Een agro-ecologische aanpak probeert zo veel mogelijk externe input te beperken, onder meer door landbouwafval te hergebruiken en een gezonde bodem op te bouwen. Door in te spelen op een grotere biodiversiteit kan de natuur – natuurlijke vijanden – ingezet worden om plagen en ziektes te bestrijden.

Dat alleen al leidt tot een grotere schokbestendigheid. De agro-ecologische landbouwer steunt veel minder op kunstmest en pesticiden, en net deze input is veel duurder geworden door de oorlog in Oekraïne. Hij zal ook zijn teelten veel meer diversifiëren waardoor de mislukte oogst van één gewas of een tijdelijk lage marktprijs hem veel minder zal raken.

Daarnaast probeert de agro-ecologische benadering zo veel mogelijk de schade aan het milieu te beperken. Door chemische pesticiden en kunstmest te vermijden, de biodiversiteit te stimuleren en dergelijke. En door bomen en struiken te planten en koolstof in de bodem op te slaan, is ze ook klimaatvriendelijker.

De agro-ecologie legt ook een accent op humane en sociale waarden zoals inclusie, gelijkheid en waardigheid. Ze maakt vaak gebruik van een korte keten die producenten en consumenten met elkaar in contact brengt. Dat zorgt niet alleen voor eerlijker prijzen, maar heeft ook een positieve impact op het milieu doordat minder – tegenwoordig duur – transport nodig is.

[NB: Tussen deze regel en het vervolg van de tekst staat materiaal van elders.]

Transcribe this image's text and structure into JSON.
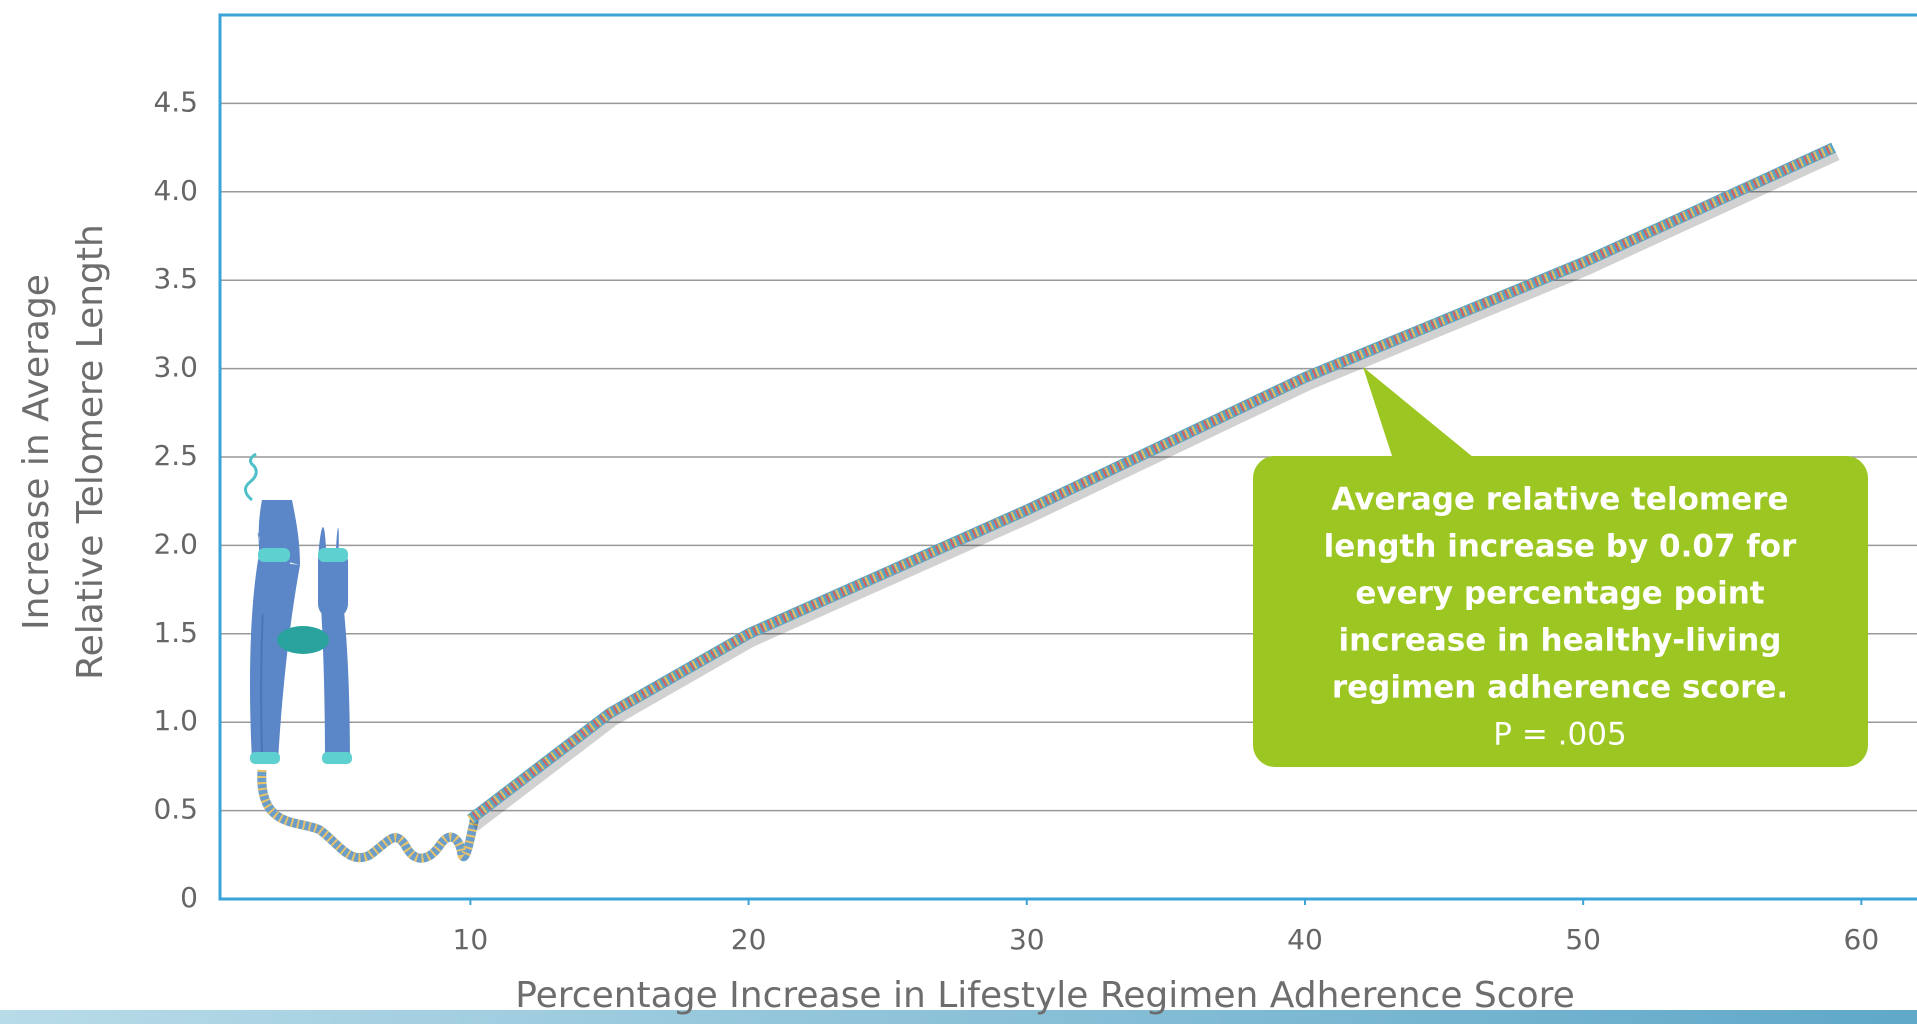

Het verschil met een meer monocultuurgerichte, conventionele aanpak is duidelijk. Zo zijn de producenten van ananas in Benin wel behoorlijk afhankelijk van ingevoerde, momenteel dure kunstmest zoals ureum en kaliumfosfaat. Daarom zet Enabel, die de ananasketen ondersteunt, daar onder andere ook in op biologische productie en agro-ecologische principes. Zo werd onderzocht hoe het restafval van de ananas kan benut worden. Een bedrijfje gebruikt het afval om paddenstoelen te kweken, een ander maakt er organische compost van of gebruikt het om koekjes te produceren.

De meest kwetsbaren in de minst ontwikkelde landen

Met die agro-ecologische principes bouwt de Belgische Ontwikkelingssamenwerking aan werkelijk duurzame voedselsystemen. Naast de gezondheid van het milieu en de economische vitaliteit staan ook de menselijke gezondheid en gelijkheid er centraal.  

Kunnen de producten gestockeerd, verwerkt en getransporteerd worden? Enorm veel voedsel gaat immers verloren bij gebrek aan mogelijkheden om het te bewaren of verwerken. Kan er zo veel mogelijk hernieuwbare energie gebruikt worden? Hebben mensen toegang tot gezonde, betaalbare voeding, zonder de plaatselijke voedingsgewoonten te ontkennen? Allemaal vragen die bij een holistische kijk aan bod komen.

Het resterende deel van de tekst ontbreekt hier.